Random peak scaling is applied periodically along the 2ϴ axis to account for different thin-film preferred orientations. A subset of random peaks at periodic angles S is scaled by factor c, such that

$$\Phi _{S,c}^1 = \left. {c\cdot f} \right|_S + \left. f \right|_{I\backslash S}$$
(1)

Random peak elimination (with a different randomly selected S than Eq. 1) is applied periodically along the 2ϴ axis, to account for different thin-film preferred orientations, such that

$$\Phi _S^2 = \left. {0\cdot f} \right|_S + \left. f \right|_{I\backslash S}$$
(2)

Pattern shifting by small random value ε along the 2ϴ direction to allow for different material compositions and film strain conditions, such that

$$\Phi _\varepsilon ^3 = f\left( {2\theta - \varepsilon } \right)$$
(3)

CAMs

We perform global average pooling in the last convolutional layer. The pooling results are defined as \(\mathop {\sum }\limits_x f_k\left( x \right)\) where fk (x) is the activation of unit k at convolution location x. The pooling results \(\mathop {\sum }\limits_x f_k\left( x \right)\) are subsequently fed into the softmax classifier. The class confidence score, thus can be computed as:

$$Sc = \mathop {\sum}\nolimits_k {w_k^c} \mathop {\sum}\nolimits_x {f_k\left( x \right)} = \mathop {\sum}\nolimits_x {\mathop {\sum}\nolimits_k {w_k^Cf_k\left( x \right)} }$$
(4)

We define \(M_C\left( x \right) = \mathop {\sum}\nolimits_k {w_k^c} f_k\left( x \right)\), as the CAM for class C, where \(w_k^C\) is the weight of unit k of the last convolution layer of class C. Therefore, Sc can be rewritten as:

$$Sc = \mathop {\sum}\nolimits_x {Mc\left( x \right)}$$
(5)

MC (x) directly indicates the importance of the activation at the discrete location x for a given XRD pattern in class C.

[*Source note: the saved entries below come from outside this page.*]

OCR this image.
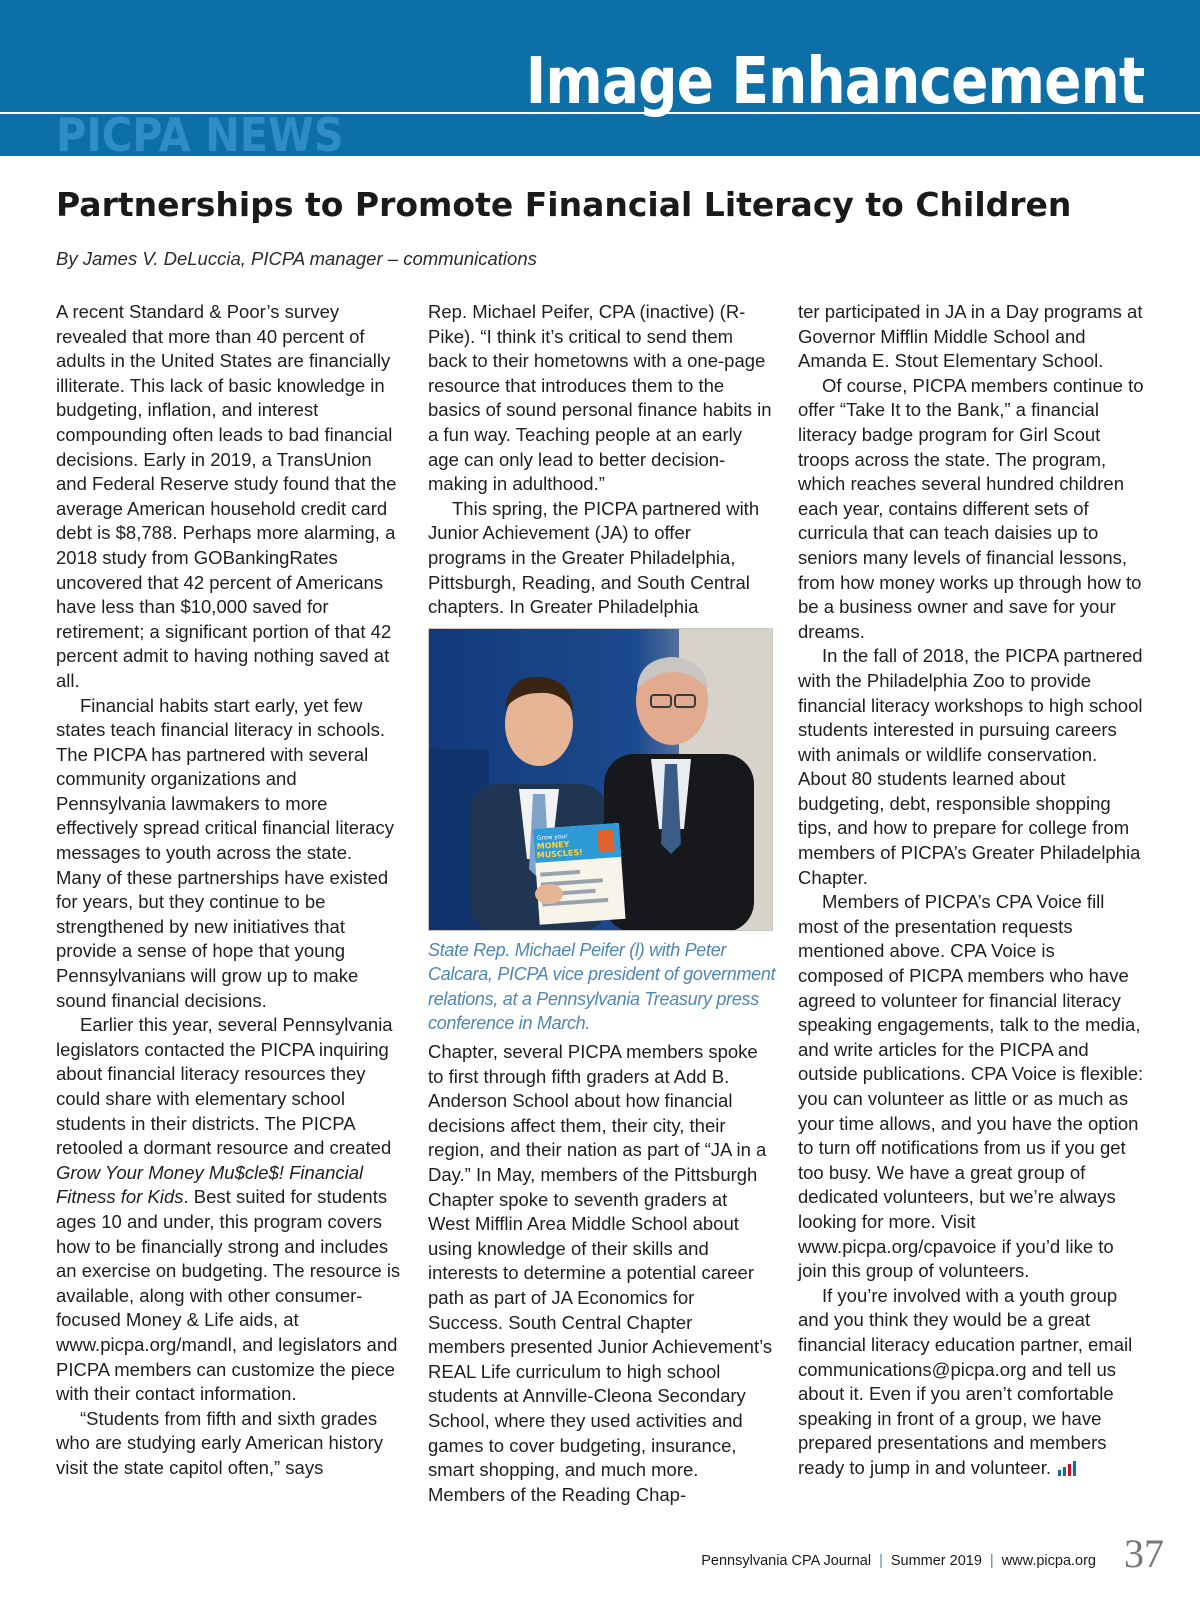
Image Enhancement
PICPA NEWS
Partnerships to Promote Financial Literacy to Children
By James V. DeLuccia, PICPA manager – communications

A recent Standard & Poor’s survey revealed that more than 40 percent of adults in the United States are financially illiterate. This lack of basic knowledge in budgeting, inflation, and interest compounding often leads to bad financial decisions. Early in 2019, a TransUnion and Federal Reserve study found that the average American household credit card debt is $8,788. Perhaps more alarming, a 2018 study from GOBankingRates uncovered that 42 percent of Americans have less than $10,000 saved for retirement; a significant portion of that 42 percent admit to having nothing saved at all.

Financial habits start early, yet few states teach financial literacy in schools. The PICPA has partnered with several community organizations and Pennsylvania lawmakers to more effectively spread critical financial literacy messages to youth across the state. Many of these partnerships have existed for years, but they continue to be strengthened by new initiatives that provide a sense of hope that young Pennsylvanians will grow up to make sound financial decisions.

Earlier this year, several Pennsylvania legislators contacted the PICPA inquiring about financial literacy resources they could share with elementary school students in their districts. The PICPA retooled a dormant resource and created Grow Your Money Mu$cle$! Financial Fitness for Kids. Best suited for students ages 10 and under, this program covers how to be financially strong and includes an exercise on budgeting. The resource is available, along with other consumer-focused Money & Life aids, at www.picpa.org/mandl, and legislators and PICPA members can customize the piece with their contact information.

“Students from fifth and sixth grades who are studying early American history visit the state capitol often,” says

Rep. Michael Peifer, CPA (inactive) (R-Pike). “I think it’s critical to send them back to their hometowns with a one-page resource that introduces them to the basics of sound personal finance habits in a fun way. Teaching people at an early age can only lead to better decision-making in adulthood.”

This spring, the PICPA partnered with Junior Achievement (JA) to offer programs in the Greater Philadelphia, Pittsburgh, Reading, and South Central chapters. In Greater Philadelphia

Grow your
MONEY
MUSCLES!
State Rep. Michael Peifer (l) with Peter Calcara, PICPA vice president of government relations, at a Pennsylvania Treasury press conference in March.

Chapter, several PICPA members spoke to first through fifth graders at Add B. Anderson School about how financial decisions affect them, their city, their region, and their nation as part of “JA in a Day.” In May, members of the Pittsburgh Chapter spoke to seventh graders at West Mifflin Area Middle School about using knowledge of their skills and interests to determine a potential career path as part of JA Economics for Success. South Central Chapter members presented Junior Achievement’s REAL Life curriculum to high school students at Annville-Cleona Secondary School, where they used activities and games to cover budgeting, insurance, smart shopping, and much more. Members of the Reading Chap-

ter participated in JA in a Day programs at Governor Mifflin Middle School and Amanda E. Stout Elementary School.

Of course, PICPA members continue to offer “Take It to the Bank,” a financial literacy badge program for Girl Scout troops across the state. The program, which reaches several hundred children each year, contains different sets of curricula that can teach daisies up to seniors many levels of financial lessons, from how money works up through how to be a business owner and save for your dreams.

In the fall of 2018, the PICPA partnered with the Philadelphia Zoo to provide financial literacy workshops to high school students interested in pursuing careers with animals or wildlife conservation. About 80 students learned about budgeting, debt, responsible shopping tips, and how to prepare for college from members of PICPA’s Greater Philadelphia Chapter.

Members of PICPA’s CPA Voice fill most of the presentation requests mentioned above. CPA Voice is composed of PICPA members who have agreed to volunteer for financial literacy speaking engagements, talk to the media, and write articles for the PICPA and outside publications. CPA Voice is flexible: you can volunteer as little or as much as your time allows, and you have the option to turn off notifications from us if you get too busy. We have a great group of dedicated volunteers, but we’re always looking for more. Visit www.picpa.org/cpavoice if you’d like to join this group of volunteers.

If you’re involved with a youth group and you think they would be a great financial literacy education partner, email communications@picpa.org and tell us about it. Even if you aren’t comfortable speaking in front of a group, we have prepared presentations and members ready to jump in and volunteer.

Pennsylvania CPA Journal | Summer 2019 | www.picpa.org 37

In the context of XRD and other spectral measurements, the location of relevant intensity peaks is likely to be displaced only little from sample to sample within a certain class. Thus, the CAMs for all samples within a class are similar, and could be averaged to obtain the discriminative features during activation. Thus, we can define average CAMs for class C as \(\bar M_C\left( x \right)\):

$$\bar M_C\left( x \right) = \frac{1}{n}\mathop {\sum }\limits_{i = 0\, \in C}^n M_{C_i}\left( x \right)$$
(6)

where n corresponds to the training patterns labeled as class C.